After spending an hour with Ruth walking around the Royal Academy’s 2011 Summer Exhibition we were left rather speechless. The most poignant work being the photography in the Wohl room. These works demonstrated such incredible technique which was used to create works of real imagination. Skill was at play in these works. Wandering through the rooms seemed to be a wander through painted works where technical skill seemed less and less demonstrable – and this was set in such intense relief after we ventured to the Watteau exhibition.
The work of Watteau displays such refined technique and the beauty of these works appears to lie in his mastery of drawing. His works capture the fleshy substance of his subjects with such accuracy with an economical use of line. It is such an incredible technique that is awe-inspiring; such as the transcendentalism found in the virtuosity of Liszt and others. But does a virtuosic technique make this better art?

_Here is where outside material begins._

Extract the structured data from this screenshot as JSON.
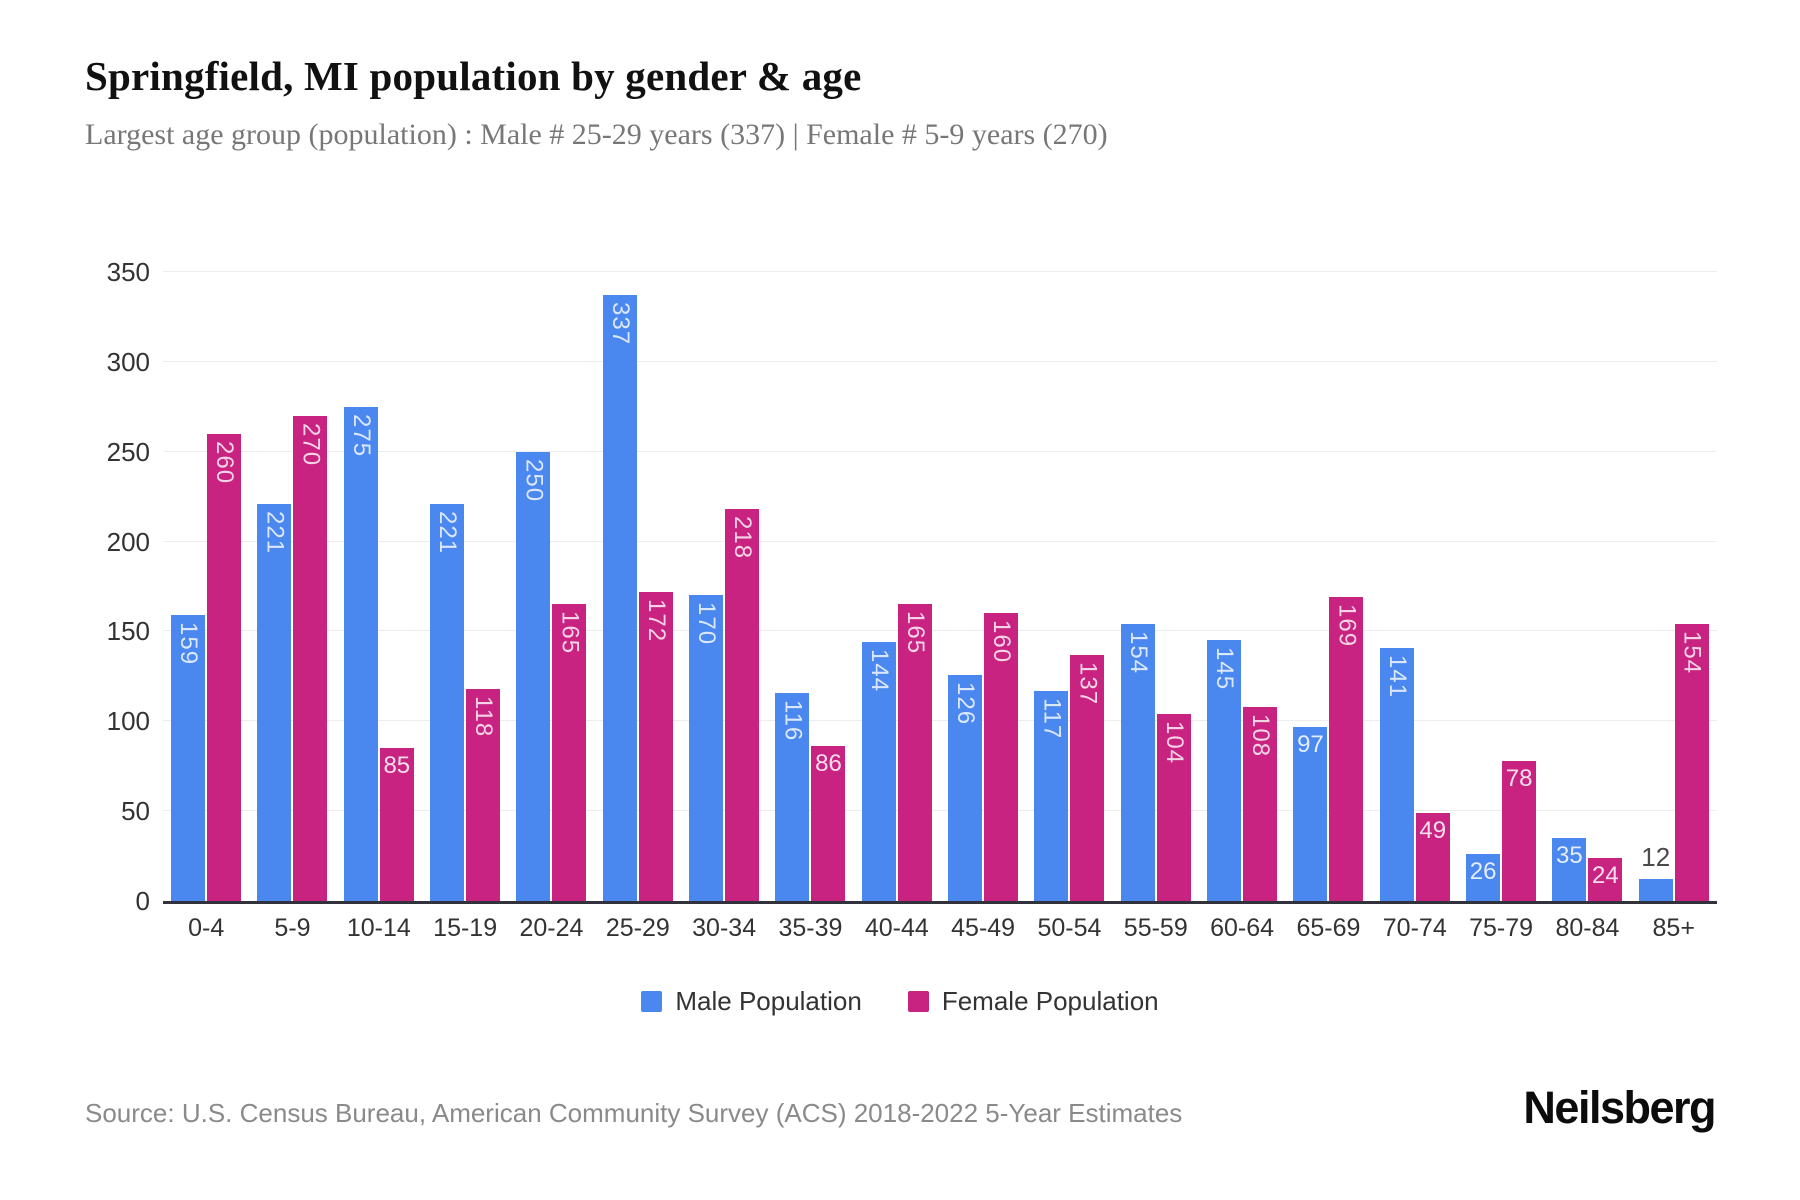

There seems to greater acceptance of modern art than music but do we see virtuosic technique in some works of art that adorned the walls of the RA? We were left feeling less inspired by some of the works selected for display. Perhaps these works demand more than a study of their technique – are we obliged to consider the process and the thinking behind the work? Are we indeed obliged as viewers of work created in recent years to engage with artist biography and extra-artistic concerns to enable a fuller viewing? Do we miss something by not engaging with context?
Issues of technique are beyond objective discussion. Or is it? Do we get an immediate sense of technical competency when viewing/hearing a work? Perhaps good technique is one that wills us to accept the work as art. A transcendental technique being one that not only persuades us unquestioningly that it is art, but we become embroiled in it’s existence as art and feel something. Technique after all is merely the method through which artists communicate intentions; if we are coerced into the exchange of intentions then the work of art is successful. If indeed art can be successful, or unsuccessful.
At over one thousand works on display it is a fascinating experience to wander through the rooms. Rarely can one interact with so much recent work in one space. With such a confrontation of “new” one can feel overwhelmed by the variety but there seemed to greater homogeneity – stylistically – this year. Like Times New Roman in word processing, or Sibelius in music – is art becoming homogenised? Or is it that my experiences are numbed from an over-saturation?
Can we ever separate the how from the why? A point Ruth made as we exited the RA. I prefer to engage less with the life before the art object and be able to accept it detached from the world. Art should speak for itself. Perhaps some art needs questions. I’ve certainly written enough in this blog entry.
One response to “Can art speak without technique?”
What an interesting post! How wonderful that such negligible art has inspired such thinking. It may, however, have been the juxtapostion of these hundreds of contemporaries with the drawings of Watteau that necessitates such worry. Certainly, individuality was sorely lacking apart from in the photographs. You’re right, there’s next to no context at the RA show forcing each individual piece to work harder – too hard in most cases. The whole exhibition also asks if there can be any such thing as an amateur artist. To be any sort of artist, the art has to be at the absolute centre of the life. One can’t dabble in art. Consummate mastery such as Watteau’s – that page full of beautiful hands for instance – required rigour, and much later at the fin-de-siecle, the poets lived and died for their art. How different things are now.